Publicado em 5 de setembro de 2013

Chuva de facas e celulares no presídio de Sena preocupa segurança

Uma quantidade descomunal de telefones celulares e facas jogados no presídio de Sena Madureira, Evaristo de Moraes, vem deixando preocupada a segurança daquela unidade prisional. Na manhã desta quinta-feira, 05, a delegacia de Polícia Civil local foi informada que os agentes penitenciários apreenderam a maior quantidade de todos os tempos de objetos proibidos jogados por cima da muralha por fala de policiamento nas guaritas de monitoramento, sendo 11 telefones celulares, 7 carregadores de baterias, chips e, além disso, outras 3 facas também foram apreendidas pelos agentes numa única noite.

De acordo com informações colhidas na delegacia, as três facas apreendidas são: uma grande do tipo coqueira e outras duas do tipo peixeira. Os telefones e as armas brancas estavam em dois embrulhos jogados na calada da noite no pátio do presídio, por cima da muralha, para que na manhã desta quinta-feira chegassem ao poder dos presos, não fosse a vigilância e atenção da segurança interna.

Não há policiamento na muralha há mais de um ano

Segundo informação dos agentes, a falta de policiamento na muralha é o único motivo para que ocorra com frequência essa chuva de armas e celulares no presídio de Sena.

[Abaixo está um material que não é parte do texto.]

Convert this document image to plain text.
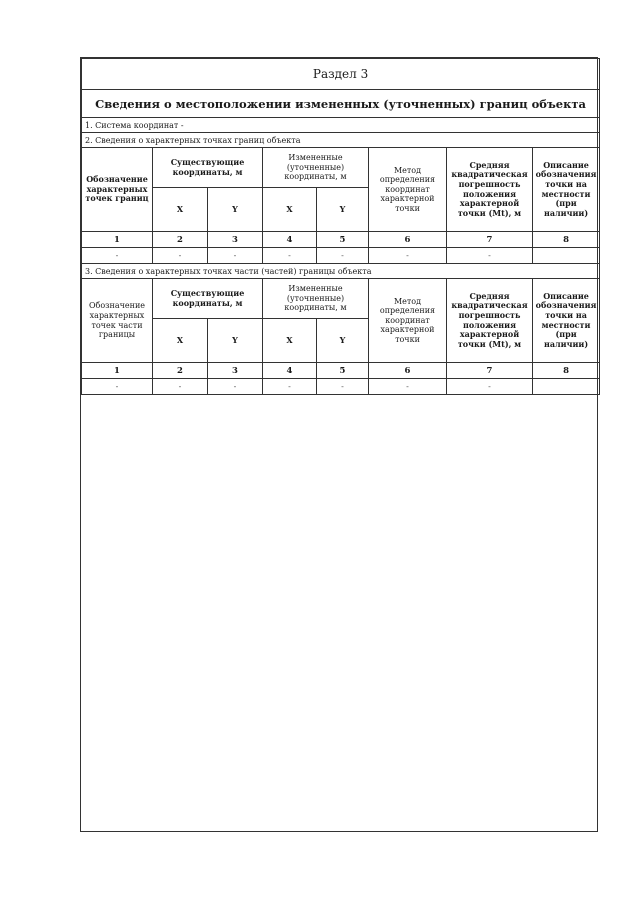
Раздел 3							
Сведения о местоположении измененных (уточненных) границ объекта							
1. Система координат -							
2. Сведения о характерных точках границ объекта							
Обозначение характерных точек границ	Существующие координаты, м		Измененные (уточненные) координаты, м		Метод определения координат характерной точки	Средняя квадратическая погрешность положения характерной точки (Mt), м	Описание обозначения точки на местности (при наличии)
	X	Y	X	Y			
1	2	3	4	5	6	7	8
-	-	-	-	-	-	-	
3. Сведения о характерных точках части (частей) границы объекта							
Обозначение характерных точек части границы	Существующие координаты, м		Измененные (уточненные) координаты, м		Метод определения координат характерной точки	Средняя квадратическая погрешность положения характерной точки (Mt), м	Описание обозначения точки на местности (при наличии)
	X	Y	X	Y			
1	2	3	4	5	6	7	8
-	-	-	-	-	-	-	
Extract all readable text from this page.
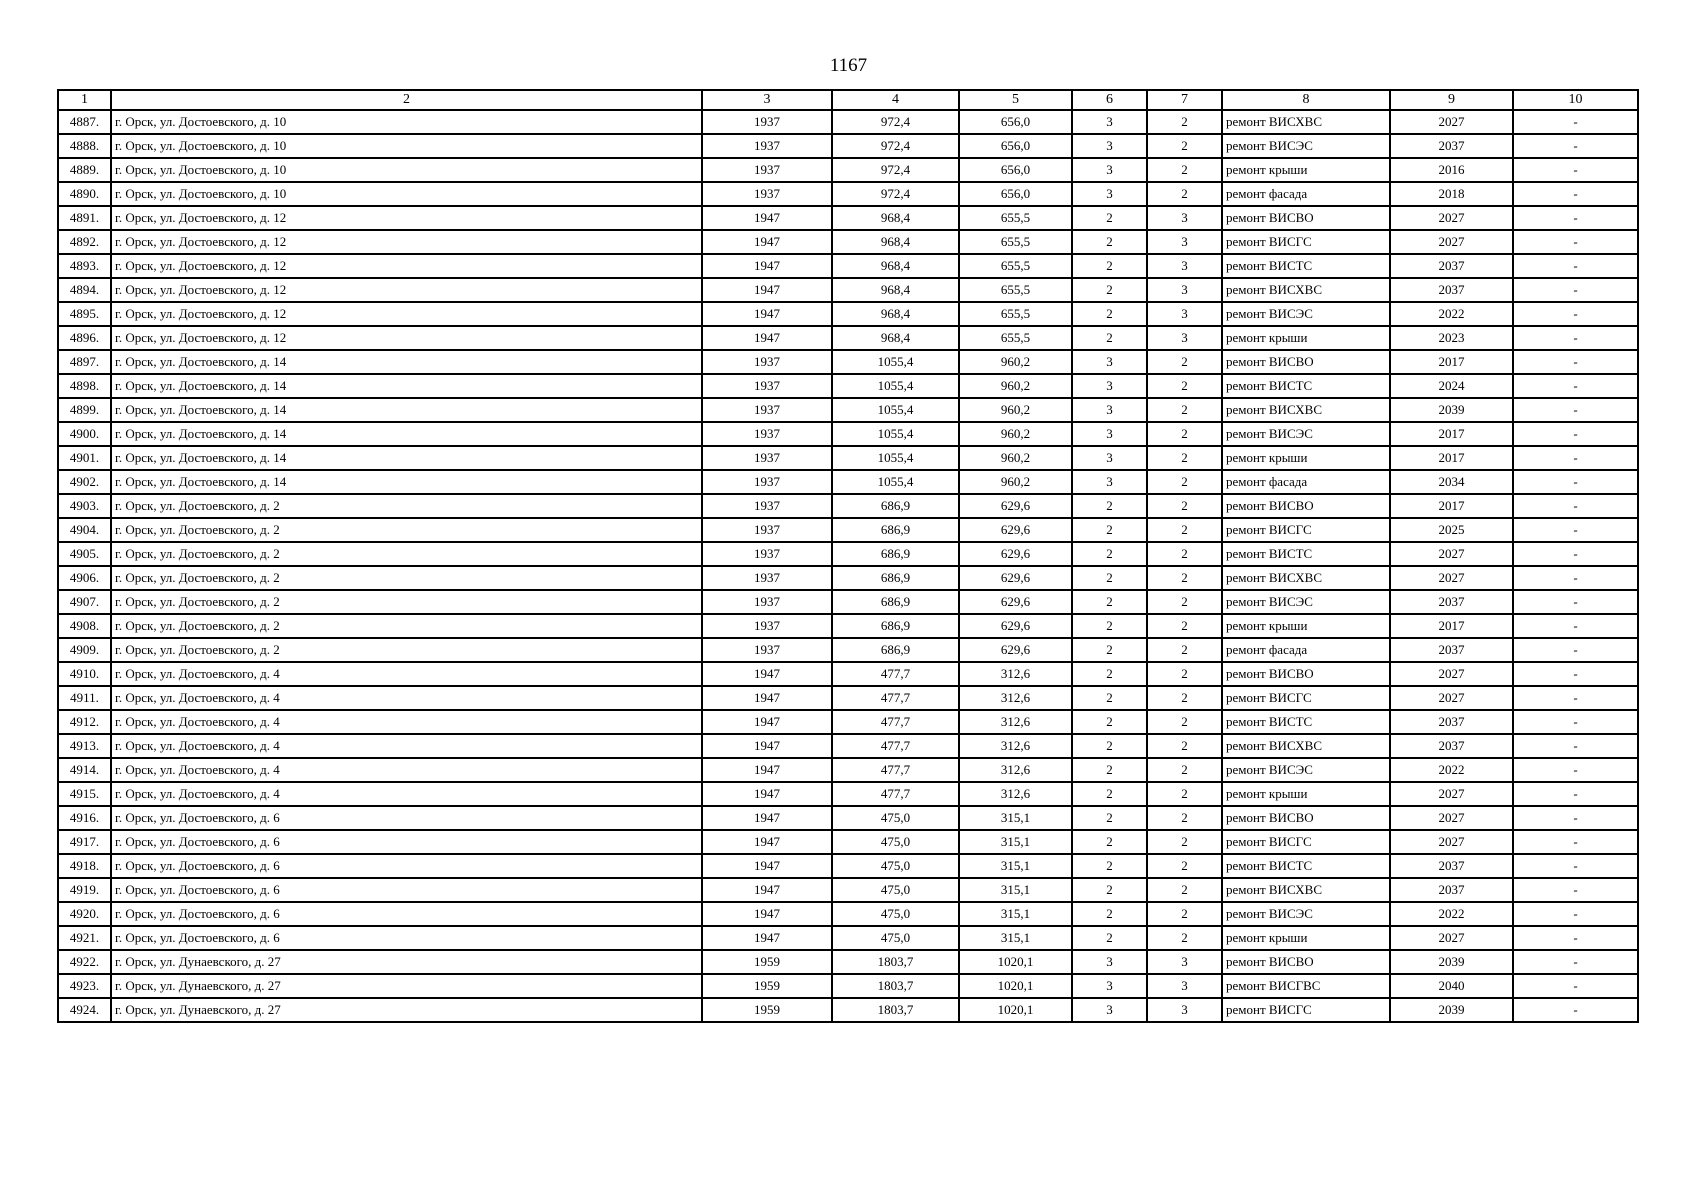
1167
1	2	3	4	5	6	7	8	9	10
4887.	г. Орск, ул. Достоевского, д. 10	1937	972,4	656,0	3	2	ремонт ВИСХВС	2027	-
4888.	г. Орск, ул. Достоевского, д. 10	1937	972,4	656,0	3	2	ремонт ВИСЭС	2037	-
4889.	г. Орск, ул. Достоевского, д. 10	1937	972,4	656,0	3	2	ремонт крыши	2016	-
4890.	г. Орск, ул. Достоевского, д. 10	1937	972,4	656,0	3	2	ремонт фасада	2018	-
4891.	г. Орск, ул. Достоевского, д. 12	1947	968,4	655,5	2	3	ремонт ВИСВО	2027	-
4892.	г. Орск, ул. Достоевского, д. 12	1947	968,4	655,5	2	3	ремонт ВИСГС	2027	-
4893.	г. Орск, ул. Достоевского, д. 12	1947	968,4	655,5	2	3	ремонт ВИСТС	2037	-
4894.	г. Орск, ул. Достоевского, д. 12	1947	968,4	655,5	2	3	ремонт ВИСХВС	2037	-
4895.	г. Орск, ул. Достоевского, д. 12	1947	968,4	655,5	2	3	ремонт ВИСЭС	2022	-
4896.	г. Орск, ул. Достоевского, д. 12	1947	968,4	655,5	2	3	ремонт крыши	2023	-
4897.	г. Орск, ул. Достоевского, д. 14	1937	1055,4	960,2	3	2	ремонт ВИСВО	2017	-
4898.	г. Орск, ул. Достоевского, д. 14	1937	1055,4	960,2	3	2	ремонт ВИСТС	2024	-
4899.	г. Орск, ул. Достоевского, д. 14	1937	1055,4	960,2	3	2	ремонт ВИСХВС	2039	-
4900.	г. Орск, ул. Достоевского, д. 14	1937	1055,4	960,2	3	2	ремонт ВИСЭС	2017	-
4901.	г. Орск, ул. Достоевского, д. 14	1937	1055,4	960,2	3	2	ремонт крыши	2017	-
4902.	г. Орск, ул. Достоевского, д. 14	1937	1055,4	960,2	3	2	ремонт фасада	2034	-
4903.	г. Орск, ул. Достоевского, д. 2	1937	686,9	629,6	2	2	ремонт ВИСВО	2017	-
4904.	г. Орск, ул. Достоевского, д. 2	1937	686,9	629,6	2	2	ремонт ВИСГС	2025	-
4905.	г. Орск, ул. Достоевского, д. 2	1937	686,9	629,6	2	2	ремонт ВИСТС	2027	-
4906.	г. Орск, ул. Достоевского, д. 2	1937	686,9	629,6	2	2	ремонт ВИСХВС	2027	-
4907.	г. Орск, ул. Достоевского, д. 2	1937	686,9	629,6	2	2	ремонт ВИСЭС	2037	-
4908.	г. Орск, ул. Достоевского, д. 2	1937	686,9	629,6	2	2	ремонт крыши	2017	-
4909.	г. Орск, ул. Достоевского, д. 2	1937	686,9	629,6	2	2	ремонт фасада	2037	-
4910.	г. Орск, ул. Достоевского, д. 4	1947	477,7	312,6	2	2	ремонт ВИСВО	2027	-
4911.	г. Орск, ул. Достоевского, д. 4	1947	477,7	312,6	2	2	ремонт ВИСГС	2027	-
4912.	г. Орск, ул. Достоевского, д. 4	1947	477,7	312,6	2	2	ремонт ВИСТС	2037	-
4913.	г. Орск, ул. Достоевского, д. 4	1947	477,7	312,6	2	2	ремонт ВИСХВС	2037	-
4914.	г. Орск, ул. Достоевского, д. 4	1947	477,7	312,6	2	2	ремонт ВИСЭС	2022	-
4915.	г. Орск, ул. Достоевского, д. 4	1947	477,7	312,6	2	2	ремонт крыши	2027	-
4916.	г. Орск, ул. Достоевского, д. 6	1947	475,0	315,1	2	2	ремонт ВИСВО	2027	-
4917.	г. Орск, ул. Достоевского, д. 6	1947	475,0	315,1	2	2	ремонт ВИСГС	2027	-
4918.	г. Орск, ул. Достоевского, д. 6	1947	475,0	315,1	2	2	ремонт ВИСТС	2037	-
4919.	г. Орск, ул. Достоевского, д. 6	1947	475,0	315,1	2	2	ремонт ВИСХВС	2037	-
4920.	г. Орск, ул. Достоевского, д. 6	1947	475,0	315,1	2	2	ремонт ВИСЭС	2022	-
4921.	г. Орск, ул. Достоевского, д. 6	1947	475,0	315,1	2	2	ремонт крыши	2027	-
4922.	г. Орск, ул. Дунаевского, д. 27	1959	1803,7	1020,1	3	3	ремонт ВИСВО	2039	-
4923.	г. Орск, ул. Дунаевского, д. 27	1959	1803,7	1020,1	3	3	ремонт ВИСГВС	2040	-
4924.	г. Орск, ул. Дунаевского, д. 27	1959	1803,7	1020,1	3	3	ремонт ВИСГС	2039	-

“Queremos chamar a atenção do ministério público e da juíza de execução penal para a fragilidade da segurança por falta de policiamento na muralha, que pela Lei de Execuções Penais é de responsabilidade da policia militar. Estamos correndo risco de morte por conta, unicamente, da falta de alguém que fiquei permanentemente nas guaritas, já comunicamos o fato ao IAPEN e aos órgãos fiscalizadores, mas há mais de dois anos o problema não é solucionado e quase todo dia estamos interceptando objetos ilícitos arremessados pela muralha”, disse um agente penitenciário.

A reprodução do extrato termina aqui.